X, y = make_blobs(n_samples = 500, centers = 2, random_state = 6,
                  cluster_std = 1.2)

fig = plt.figure()
ax = fig.add_subplot(111)
ax.scatter(X[:,0], X[:,1], c = y, cmap = 'rainbow', s = 30,
           edgecolors = 'white')
ax.set_xlabel(r'$x_1$', fontsize = 20)
ax.set_ylabel(r'$x_2$', fontsize = 20)

svc = SVC(kernel = 'linear')
c_space = np.logspace(-20, 1, 50)
param_grid = {'C': c_space}
svc_cv = GridSearchCV(svc, param_grid, cv = 5)
svc_cv.fit(X, y)
c = svc_cv.best_params_['C']
svc.C = c
svc.fit(X, y)

support_vecs = svc.support_vectors_

x1_min = min(X[:,0])
x1_max = max(X[:,0])
x2_min = min(X[:,1])
x2_max = max(X[:,1])
x1 = np.linspace(x1_min, x1_max, 100)
x2 = np.linspace(x2_min, x2_max, 100)
X1, X2 = np.meshgrid(x1, x2)
points = np.vstack([X1.ravel(), X2.ravel()]).T
boundary = svc.decision_function(points).reshape(X1.shape)
ax.contour(X1, X2, boundary, colors = 'k', levels = [-1, 0, 1],
           linestyles = ['--', '-', '--'])
ax.scatter(support_vecs[:,0], support_vecs[:,1], s = 250, linewidth = 1,
           facecolors = 'none', edgecolors = 'k')


2 Answers 2


There are basically two problems:

  1. As Patrick said, your range of C-values doesn't make much sense; but, more importantly
  2. The default metric used by GridSearchCV, the accuracy, is not suitable for what you're trying to do: minimise the number of support vectors while keeping the optimal performance (nor is any other of the metrics provided in sklearn, btw.). The accuracy simply looks whether the classified observations are on the right side of the computed class boundary, and does not care at all whether they are within the margin or not. GridSearchCV simply goes sequentially through your c_space and takes the first value which gives the best accuracy. In your nearly separable case this happens already for a very low C.

So, regarding (1), C scales inversely with the number of points and with the scaling of the data (see this answer for details). This gives you some reasonable range in which you should look for the optimal value.

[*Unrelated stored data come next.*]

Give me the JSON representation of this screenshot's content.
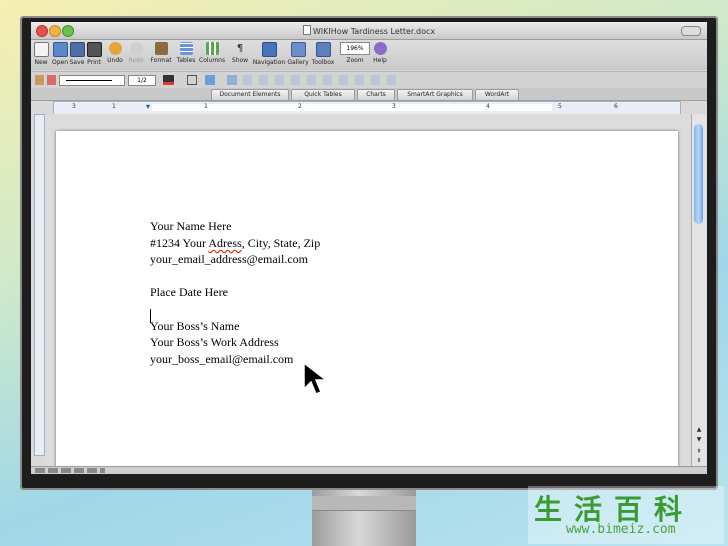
{
  "window": {
    "title": "WIKIHow Tardiness Letter.docx"
  },
  "toolbar": {
    "buttons": [
      {
        "label": "New"
      },
      {
        "label": "Open"
      },
      {
        "label": "Save"
      },
      {
        "label": "Print"
      },
      {
        "label": "Undo"
      },
      {
        "label": "Redo"
      },
      {
        "label": "Format"
      },
      {
        "label": "Tables"
      },
      {
        "label": "Columns"
      },
      {
        "label": "Show"
      },
      {
        "label": "Navigation"
      },
      {
        "label": "Gallery"
      },
      {
        "label": "Toolbox"
      },
      {
        "label": "Zoom"
      },
      {
        "label": "Help"
      }
    ],
    "zoom_value": "196%",
    "line_weight_value": "1/2"
  },
  "ribbon": {
    "tabs": [
      "Document Elements",
      "Quick Tables",
      "Charts",
      "SmartArt Graphics",
      "WordArt"
    ]
  },
  "ruler": {
    "labels": [
      "3",
      "1",
      "1",
      "2",
      "3",
      "4",
      "5",
      "6"
    ]
  },
  "document": {
    "lines": [
      "Your Name Here",
      "#1234 Your Adress, City, State, Zip",
      "your_email_address@email.com",
      "",
      "Place Date Here",
      "",
      "Your Boss’s Name",
      "Your Boss’s Work Address",
      "your_boss_email@email.com"
    ],
    "address_prefix": "#1234 Your ",
    "address_misspelled": "Adress",
    "address_suffix": ", City, State, Zip"
  },
  "watermark": {
    "chinese": "生活百科",
    "url": "www.bimeiz.com"
  }
}
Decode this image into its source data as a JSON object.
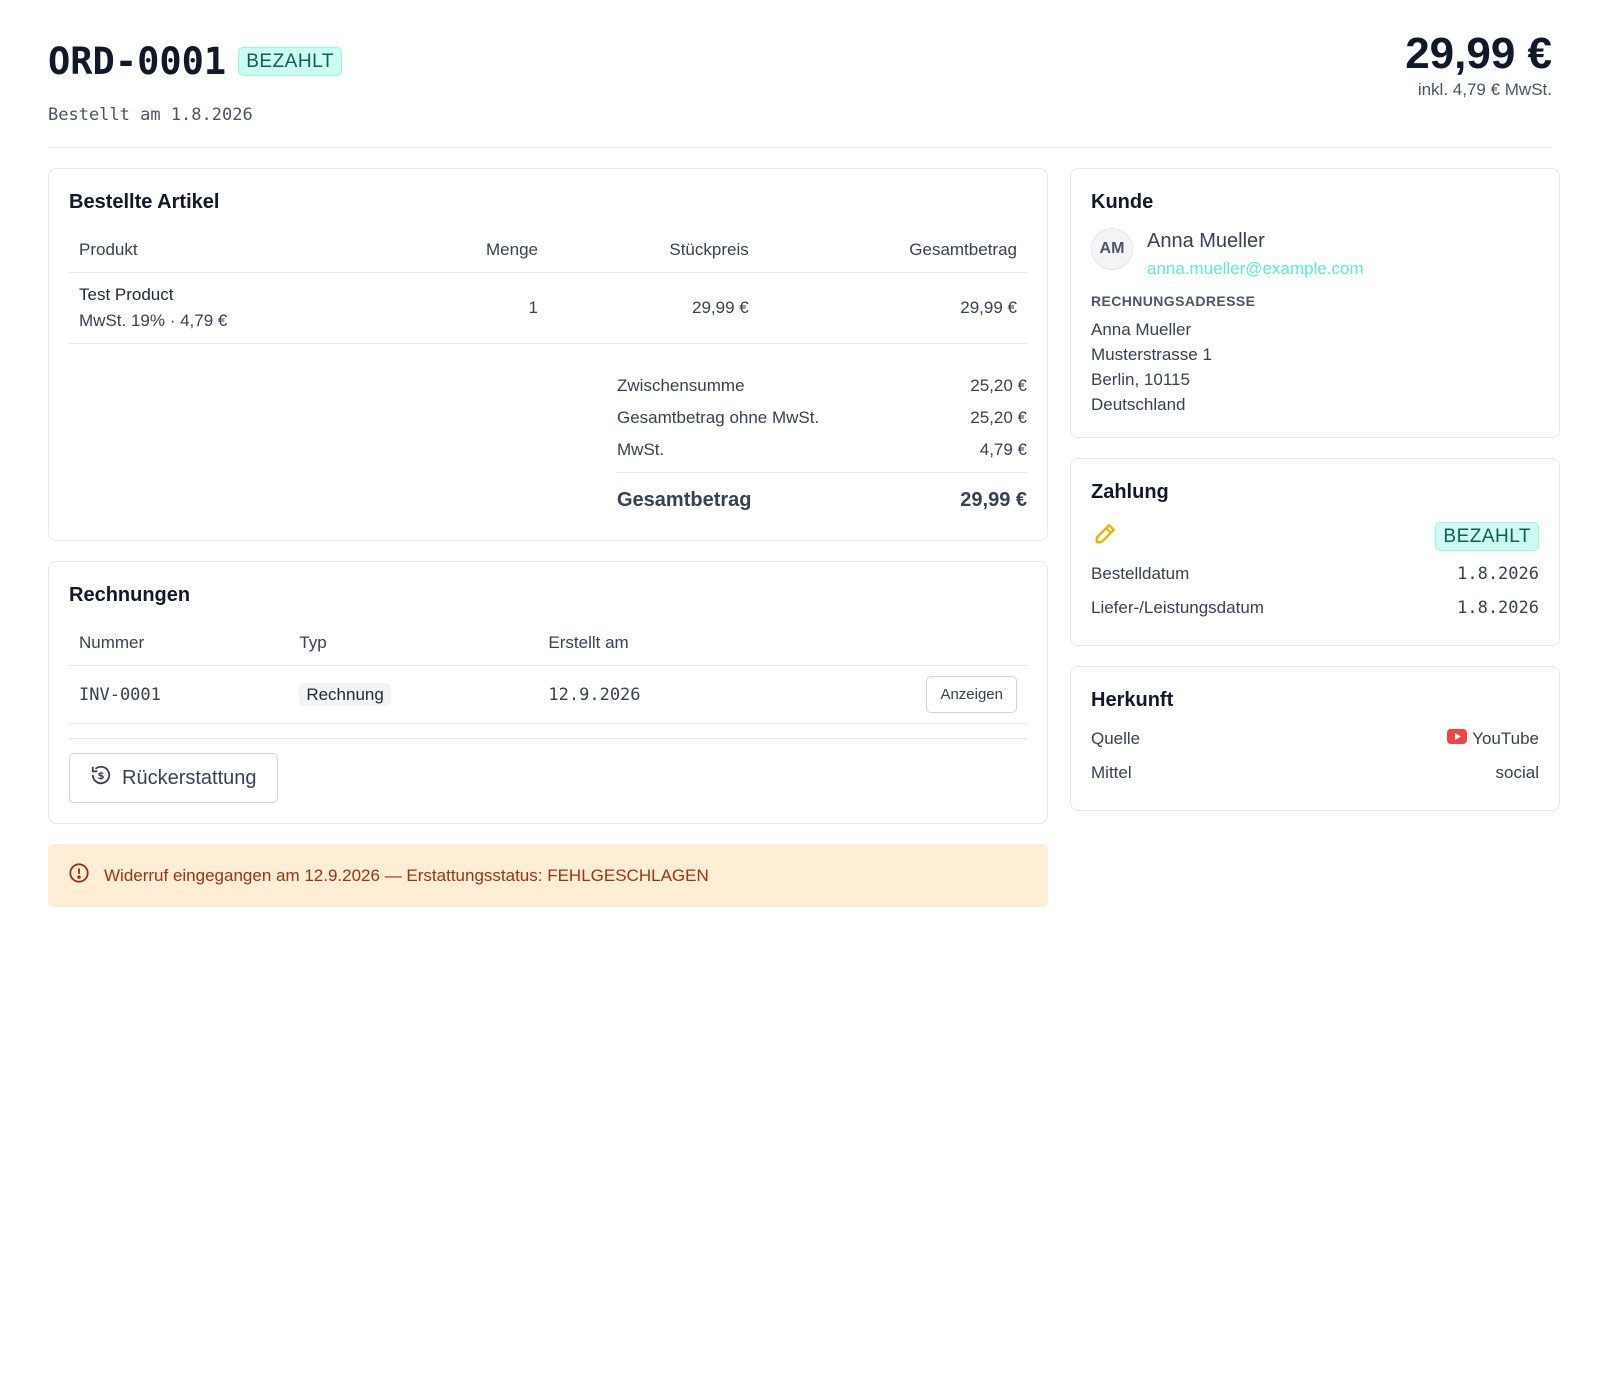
{
  "header": {
    "order_id": "ORD-0001",
    "status_badge": "BEZAHLT",
    "ordered_at": "Bestellt am 1.8.2026",
    "total": "29,99 €",
    "total_vat_note": "inkl. 4,79 € MwSt."
  },
  "items_card": {
    "title": "Bestellte Artikel",
    "columns": [
      "Produkt",
      "Menge",
      "Stückpreis",
      "Gesamtbetrag"
    ],
    "rows": [
      {
        "product": "Test Product",
        "vat_note": "MwSt. 19% · 4,79 €",
        "qty": "1",
        "unit_price": "29,99 €",
        "total": "29,99 €"
      }
    ],
    "totals": {
      "subtotal_label": "Zwischensumme",
      "subtotal": "25,20 €",
      "net_label": "Gesamtbetrag ohne MwSt.",
      "net": "25,20 €",
      "vat_label": "MwSt.",
      "vat": "4,79 €",
      "grand_label": "Gesamtbetrag",
      "grand": "29,99 €"
    }
  },
  "invoices_card": {
    "title": "Rechnungen",
    "columns": [
      "Nummer",
      "Typ",
      "Erstellt am"
    ],
    "rows": [
      {
        "number": "INV-0001",
        "type": "Rechnung",
        "created": "12.9.2026",
        "action": "Anzeigen"
      }
    ],
    "refund_button": "Rückerstattung"
  },
  "alert": {
    "text": "Widerruf eingegangen am 12.9.2026 — Erstattungsstatus: FEHLGESCHLAGEN"
  },
  "customer_card": {
    "title": "Kunde",
    "initials": "AM",
    "name": "Anna Mueller",
    "email": "anna.mueller@example.com",
    "billing_label": "RECHNUNGSADRESSE",
    "address": [
      "Anna Mueller",
      "Musterstrasse 1",
      "Berlin, 10115",
      "Deutschland"
    ]
  },
  "payment_card": {
    "title": "Zahlung",
    "method_icon": "pencil-icon",
    "status_badge": "BEZAHLT",
    "order_date_label": "Bestelldatum",
    "order_date": "1.8.2026",
    "service_date_label": "Liefer-/Leistungsdatum",
    "service_date": "1.8.2026"
  },
  "origin_card": {
    "title": "Herkunft",
    "source_label": "Quelle",
    "source": "YouTube",
    "source_icon": "youtube-icon",
    "medium_label": "Mittel",
    "medium": "social"
  },
  "colors": {
    "badge_bg": "#ccfbf1",
    "badge_text": "#115e59",
    "accent_email": "#5eead4",
    "alert_bg": "#ffedd5",
    "alert_text": "#9a3412",
    "youtube_red": "#ef4444",
    "pencil_yellow": "#eab308"
  }
}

For your data this could be something like:

param_grid = { 'C' : np.logspace(-3, 3, 10) }

Regarding (2), you should define your own scoring metric, e.g. like this:

def margin_accuracy(clf, X_valid, y_true):
  # this is just to ensure that y_true is in {-1, 1}:
  if ~np.any(y_true==-1): y_true = 2*y_true - 1
  N = y_true.shape[0] # the number of samples
  # we compute the false positives and false negatives as the observation
  # on the wrong side of the margin (NOT the class boundary!):
  fp_fn = np.sum(y_true*clf.decision_function(X_valid) < 1)
  return 1 - fp_fn / N # the so modified "accuracy"

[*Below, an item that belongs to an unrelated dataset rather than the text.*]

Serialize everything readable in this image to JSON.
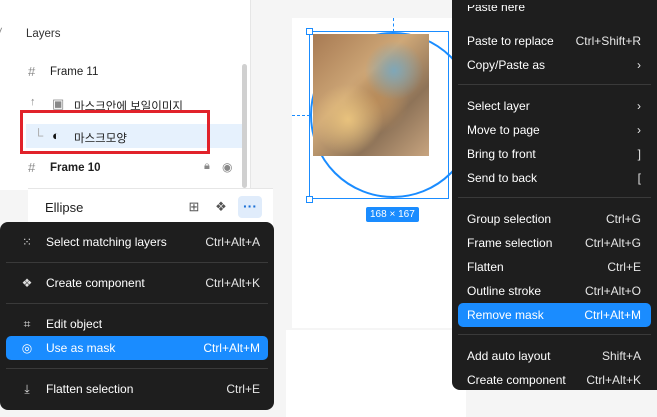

and provide this metric as a parameter to GridSearchCV:

svc_cv = GridSearchCV(svc, param_grid, scoring=margin_accuracy, cv=5)

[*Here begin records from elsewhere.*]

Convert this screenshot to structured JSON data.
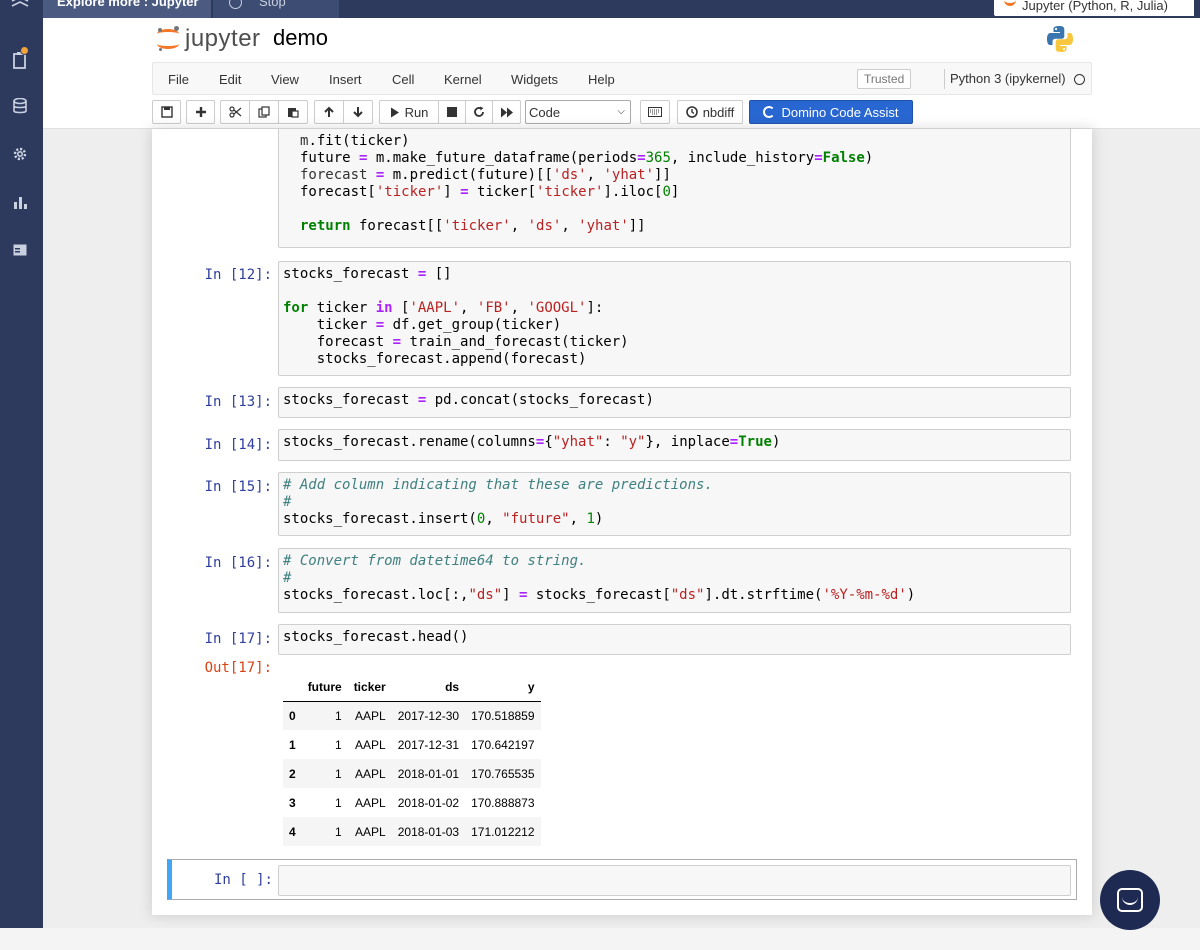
{
  "top_tabs": {
    "explore": "Explore more : Jupyter",
    "stop": "Stop",
    "kernel_tab": "Jupyter (Python, R, Julia)"
  },
  "header": {
    "logo_text": "jupyter",
    "notebook_name": "demo"
  },
  "menu": [
    "File",
    "Edit",
    "View",
    "Insert",
    "Cell",
    "Kernel",
    "Widgets",
    "Help"
  ],
  "trusted": "Trusted",
  "kernel_name": "Python 3 (ipykernel)",
  "toolbar": {
    "run_label": "Run",
    "cell_type": "Code",
    "nbdiff_label": "nbdiff",
    "domino_label": "Domino Code Assist"
  },
  "cells": {
    "c12": "In [12]:",
    "c13": "In [13]:",
    "c14": "In [14]:",
    "c15": "In [15]:",
    "c16": "In [16]:",
    "c17": "In [17]:",
    "out17": "Out[17]:",
    "empty": "In [ ]:"
  },
  "table": {
    "columns": [
      "",
      "future",
      "ticker",
      "ds",
      "y"
    ],
    "rows": [
      [
        "0",
        "1",
        "AAPL",
        "2017-12-30",
        "170.518859"
      ],
      [
        "1",
        "1",
        "AAPL",
        "2017-12-31",
        "170.642197"
      ],
      [
        "2",
        "1",
        "AAPL",
        "2018-01-01",
        "170.765535"
      ],
      [
        "3",
        "1",
        "AAPL",
        "2018-01-02",
        "170.888873"
      ],
      [
        "4",
        "1",
        "AAPL",
        "2018-01-03",
        "171.012212"
      ]
    ]
  },
  "colors": {
    "rail": "#2d3a5e",
    "accent_blue": "#2866d1",
    "prompt_in": "#303f9f",
    "prompt_out": "#d84315",
    "selected_cell": "#42a5f5"
  }
}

This produces C = 10 and the following classification:

SVC with almost linearly separable classes

Even for a significant overlap in the classes:

X, y = make_blobs(n_samples = 500, centers = 2, random_state = 6,
                  cluster_std = 2.5)

we get a reasonable classifier with C = 46.416:

SVC with a significant class overlap


The question is, what do you expect for a c parameter if its boundaries start at e-20:

c_space = np.logspace(-20, 1, 50)
param_grid = {'C': c_space}


scikit learn already tells you that the c parameter can be definetely higher than 1 or 10 https://scikit-learn.org/stable/auto_examples/svm/plot_rbf_parameters.html

Look at your gamma then you may be able to also get a grasp at why your c is so low (look at the plots of in the link). If gamma and c are e.g. very low, it could be that your data seems linearly seperable.